While we’ve come a long way with how pitchers recover from Tommy John surgery – 30+ years ago it was a situation that would leave one questioning if the player would ever return to normal – the players who have had a second Tommy John surgery and recovered well is not great. In November Kevin Acee of the San Diego Tribune wrote that at the time 42 Major League pitchers have had a second Tommy John surgery and that the majority did not pitch in the Major Leagues again or fared poorly over a short period of time. He, however, did note that many of the pitchers were also “well into their 30’s at the time of their second surgery”.
Acee spoke with Dr. Andrew Cosgarea, who is an orthopedic surgeon, who had this to say about why a second Tommy John surgery isn’t quite like the first one.
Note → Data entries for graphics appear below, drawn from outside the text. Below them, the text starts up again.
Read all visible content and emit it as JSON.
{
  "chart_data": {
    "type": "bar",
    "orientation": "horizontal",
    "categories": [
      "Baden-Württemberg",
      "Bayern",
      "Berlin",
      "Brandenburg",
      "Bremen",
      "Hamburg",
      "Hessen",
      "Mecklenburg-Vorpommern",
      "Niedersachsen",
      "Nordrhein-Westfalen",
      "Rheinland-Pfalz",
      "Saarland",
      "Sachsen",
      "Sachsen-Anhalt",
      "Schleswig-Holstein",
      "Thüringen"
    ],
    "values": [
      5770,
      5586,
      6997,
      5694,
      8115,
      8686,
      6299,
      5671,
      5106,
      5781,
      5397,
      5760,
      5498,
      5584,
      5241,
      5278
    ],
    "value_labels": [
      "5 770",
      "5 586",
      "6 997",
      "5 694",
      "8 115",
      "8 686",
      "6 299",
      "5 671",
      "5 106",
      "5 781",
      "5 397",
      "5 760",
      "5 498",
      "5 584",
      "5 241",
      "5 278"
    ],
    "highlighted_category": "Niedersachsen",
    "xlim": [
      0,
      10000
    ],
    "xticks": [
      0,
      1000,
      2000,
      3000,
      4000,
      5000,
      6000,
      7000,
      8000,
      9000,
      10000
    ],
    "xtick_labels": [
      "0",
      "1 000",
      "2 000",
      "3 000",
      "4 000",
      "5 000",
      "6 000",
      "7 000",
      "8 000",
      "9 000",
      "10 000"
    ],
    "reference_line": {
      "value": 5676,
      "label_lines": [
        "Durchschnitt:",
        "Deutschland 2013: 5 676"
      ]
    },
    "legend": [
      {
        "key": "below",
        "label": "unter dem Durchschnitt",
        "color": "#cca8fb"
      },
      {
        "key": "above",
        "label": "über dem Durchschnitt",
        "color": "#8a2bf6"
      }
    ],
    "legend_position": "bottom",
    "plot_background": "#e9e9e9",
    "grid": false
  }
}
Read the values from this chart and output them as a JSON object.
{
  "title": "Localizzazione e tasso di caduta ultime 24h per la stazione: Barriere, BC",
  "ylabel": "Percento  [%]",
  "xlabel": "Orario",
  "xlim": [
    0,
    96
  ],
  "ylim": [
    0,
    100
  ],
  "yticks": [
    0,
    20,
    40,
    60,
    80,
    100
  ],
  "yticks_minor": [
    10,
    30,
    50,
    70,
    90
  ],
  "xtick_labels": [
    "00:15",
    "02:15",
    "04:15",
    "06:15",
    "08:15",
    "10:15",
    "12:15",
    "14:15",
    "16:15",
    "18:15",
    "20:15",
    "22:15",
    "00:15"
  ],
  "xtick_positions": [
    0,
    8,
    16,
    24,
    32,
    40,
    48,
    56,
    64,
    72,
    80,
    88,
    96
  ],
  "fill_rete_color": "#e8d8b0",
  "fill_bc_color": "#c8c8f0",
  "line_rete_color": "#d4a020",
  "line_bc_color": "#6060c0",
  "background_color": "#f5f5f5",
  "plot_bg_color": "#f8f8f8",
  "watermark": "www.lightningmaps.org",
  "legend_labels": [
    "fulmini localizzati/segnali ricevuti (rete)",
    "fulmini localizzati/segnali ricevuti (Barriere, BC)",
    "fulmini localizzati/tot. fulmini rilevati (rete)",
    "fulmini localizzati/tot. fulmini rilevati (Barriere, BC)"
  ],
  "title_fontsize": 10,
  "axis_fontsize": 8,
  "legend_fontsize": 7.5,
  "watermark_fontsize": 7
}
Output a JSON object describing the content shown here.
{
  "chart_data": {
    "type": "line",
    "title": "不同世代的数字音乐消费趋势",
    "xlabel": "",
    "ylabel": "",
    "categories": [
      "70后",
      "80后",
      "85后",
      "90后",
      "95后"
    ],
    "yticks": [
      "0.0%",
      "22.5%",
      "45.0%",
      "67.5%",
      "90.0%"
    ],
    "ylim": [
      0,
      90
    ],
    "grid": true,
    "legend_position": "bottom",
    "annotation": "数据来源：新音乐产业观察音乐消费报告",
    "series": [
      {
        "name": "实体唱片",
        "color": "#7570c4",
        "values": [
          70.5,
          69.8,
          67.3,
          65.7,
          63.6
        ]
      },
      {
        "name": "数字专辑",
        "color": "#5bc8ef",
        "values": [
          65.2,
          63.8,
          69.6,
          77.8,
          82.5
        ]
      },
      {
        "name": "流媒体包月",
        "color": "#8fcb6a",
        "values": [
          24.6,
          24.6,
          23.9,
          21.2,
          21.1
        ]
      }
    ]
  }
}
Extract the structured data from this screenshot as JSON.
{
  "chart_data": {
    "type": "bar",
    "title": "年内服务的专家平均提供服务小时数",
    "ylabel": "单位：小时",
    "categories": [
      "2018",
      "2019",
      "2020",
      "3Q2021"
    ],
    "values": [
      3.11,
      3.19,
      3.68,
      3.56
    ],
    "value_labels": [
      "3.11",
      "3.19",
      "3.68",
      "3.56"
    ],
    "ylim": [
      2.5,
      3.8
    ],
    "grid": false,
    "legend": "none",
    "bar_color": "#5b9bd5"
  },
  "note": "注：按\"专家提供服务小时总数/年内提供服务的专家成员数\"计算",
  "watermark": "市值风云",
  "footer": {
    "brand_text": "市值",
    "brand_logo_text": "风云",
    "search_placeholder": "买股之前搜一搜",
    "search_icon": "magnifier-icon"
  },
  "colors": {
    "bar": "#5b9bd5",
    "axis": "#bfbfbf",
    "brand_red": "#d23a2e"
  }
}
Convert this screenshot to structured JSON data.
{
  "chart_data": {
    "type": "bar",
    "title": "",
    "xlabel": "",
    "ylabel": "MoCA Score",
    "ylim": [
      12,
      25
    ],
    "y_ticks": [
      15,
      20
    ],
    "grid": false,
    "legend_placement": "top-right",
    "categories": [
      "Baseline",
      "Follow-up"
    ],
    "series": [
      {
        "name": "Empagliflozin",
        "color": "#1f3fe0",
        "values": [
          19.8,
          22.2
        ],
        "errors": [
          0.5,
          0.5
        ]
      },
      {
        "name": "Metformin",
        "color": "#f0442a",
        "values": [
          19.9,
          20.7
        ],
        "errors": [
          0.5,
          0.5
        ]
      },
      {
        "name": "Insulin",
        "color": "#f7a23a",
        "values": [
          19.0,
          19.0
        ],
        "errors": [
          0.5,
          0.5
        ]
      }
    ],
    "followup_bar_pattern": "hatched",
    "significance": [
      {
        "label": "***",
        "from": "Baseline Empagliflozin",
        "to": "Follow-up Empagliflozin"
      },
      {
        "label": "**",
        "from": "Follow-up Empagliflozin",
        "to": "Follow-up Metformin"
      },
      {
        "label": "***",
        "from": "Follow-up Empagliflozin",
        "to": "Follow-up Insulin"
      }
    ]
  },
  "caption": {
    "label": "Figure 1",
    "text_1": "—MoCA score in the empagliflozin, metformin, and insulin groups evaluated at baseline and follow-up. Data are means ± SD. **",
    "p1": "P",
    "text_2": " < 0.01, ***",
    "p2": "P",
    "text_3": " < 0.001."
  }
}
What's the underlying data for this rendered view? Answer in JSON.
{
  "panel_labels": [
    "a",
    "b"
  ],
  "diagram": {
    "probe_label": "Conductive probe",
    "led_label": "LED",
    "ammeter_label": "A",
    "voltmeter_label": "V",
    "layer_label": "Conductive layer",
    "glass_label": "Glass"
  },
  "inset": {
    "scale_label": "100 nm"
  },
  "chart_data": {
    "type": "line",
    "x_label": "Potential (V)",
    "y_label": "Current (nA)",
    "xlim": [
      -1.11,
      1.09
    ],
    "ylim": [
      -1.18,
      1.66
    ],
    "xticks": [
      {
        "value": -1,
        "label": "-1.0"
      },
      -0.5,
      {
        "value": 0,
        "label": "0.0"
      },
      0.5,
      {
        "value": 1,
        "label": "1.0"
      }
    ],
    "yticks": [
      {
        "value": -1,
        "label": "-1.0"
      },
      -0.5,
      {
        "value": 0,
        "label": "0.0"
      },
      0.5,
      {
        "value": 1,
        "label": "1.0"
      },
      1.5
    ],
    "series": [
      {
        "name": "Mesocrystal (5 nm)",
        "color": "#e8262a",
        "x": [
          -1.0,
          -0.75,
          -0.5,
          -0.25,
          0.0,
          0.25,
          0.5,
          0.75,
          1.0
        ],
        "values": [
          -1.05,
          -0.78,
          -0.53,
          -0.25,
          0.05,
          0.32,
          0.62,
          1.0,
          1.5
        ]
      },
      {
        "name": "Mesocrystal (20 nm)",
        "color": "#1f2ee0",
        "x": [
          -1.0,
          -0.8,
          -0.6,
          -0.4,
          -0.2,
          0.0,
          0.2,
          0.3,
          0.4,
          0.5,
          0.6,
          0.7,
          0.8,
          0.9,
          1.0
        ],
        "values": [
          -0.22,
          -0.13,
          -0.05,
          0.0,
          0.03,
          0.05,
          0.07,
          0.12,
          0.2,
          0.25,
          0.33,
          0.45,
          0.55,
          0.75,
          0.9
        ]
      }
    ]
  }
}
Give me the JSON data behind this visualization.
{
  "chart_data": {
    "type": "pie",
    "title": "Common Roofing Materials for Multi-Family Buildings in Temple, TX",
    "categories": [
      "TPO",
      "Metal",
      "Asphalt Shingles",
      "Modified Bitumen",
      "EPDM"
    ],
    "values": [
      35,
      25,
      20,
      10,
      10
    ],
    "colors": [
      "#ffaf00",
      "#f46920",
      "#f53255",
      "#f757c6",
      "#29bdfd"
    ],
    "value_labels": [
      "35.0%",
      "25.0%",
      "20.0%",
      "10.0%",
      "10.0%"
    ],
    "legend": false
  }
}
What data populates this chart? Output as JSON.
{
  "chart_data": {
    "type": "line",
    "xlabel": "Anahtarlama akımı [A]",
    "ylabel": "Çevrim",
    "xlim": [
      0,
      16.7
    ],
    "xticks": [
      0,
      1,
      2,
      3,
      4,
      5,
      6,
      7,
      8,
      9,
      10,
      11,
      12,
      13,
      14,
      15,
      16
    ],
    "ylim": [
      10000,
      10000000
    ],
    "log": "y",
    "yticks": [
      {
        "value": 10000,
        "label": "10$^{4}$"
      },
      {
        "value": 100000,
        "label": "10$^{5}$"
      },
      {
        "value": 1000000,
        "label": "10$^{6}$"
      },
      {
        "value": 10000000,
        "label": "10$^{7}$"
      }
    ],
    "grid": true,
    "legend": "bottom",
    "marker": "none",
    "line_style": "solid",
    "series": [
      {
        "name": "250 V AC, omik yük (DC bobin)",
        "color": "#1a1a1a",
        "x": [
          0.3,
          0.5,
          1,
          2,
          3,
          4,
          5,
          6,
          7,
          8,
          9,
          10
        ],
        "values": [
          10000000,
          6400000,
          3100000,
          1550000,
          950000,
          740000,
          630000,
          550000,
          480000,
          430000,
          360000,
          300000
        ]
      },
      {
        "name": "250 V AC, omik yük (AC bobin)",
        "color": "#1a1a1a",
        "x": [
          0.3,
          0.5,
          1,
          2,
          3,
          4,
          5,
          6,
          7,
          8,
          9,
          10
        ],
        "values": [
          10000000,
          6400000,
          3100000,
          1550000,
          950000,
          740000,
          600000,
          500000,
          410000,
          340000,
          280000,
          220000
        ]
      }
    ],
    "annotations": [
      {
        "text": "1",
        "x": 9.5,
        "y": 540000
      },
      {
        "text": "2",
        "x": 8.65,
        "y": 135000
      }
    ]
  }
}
On average, the typical TJ revision isn’t as successful as the typical primary TJ,” Dr. Andrew Cosgarea, an orthopedic surgeon and professor at the Johns Hopkins University School of Medicine, said Tuesday. “… The first time you drill a hole in the bone it is fresh and clean, but if it happens again you already have a hole there and that hole is filled with scar tissue. … Scar tissue isn’t as healthy as original tissue. It doesn’t have the same blood supply; (it is) not as durable.
There are some pitchers who have returned and been successful from a second Tommy John surgery. Nathan Eovaldi has now pitched four seasons since returning from his second surgery and he’s having an outstanding season in Boston through 25 starts.
It’s working for Antone that he is younger than most second Tommy John recipients. But it’s going to be a tough road back given the track record. Given the timing of the injury, the earliest to expect to see him back on the mound for the Reds is going to be the 2023 season.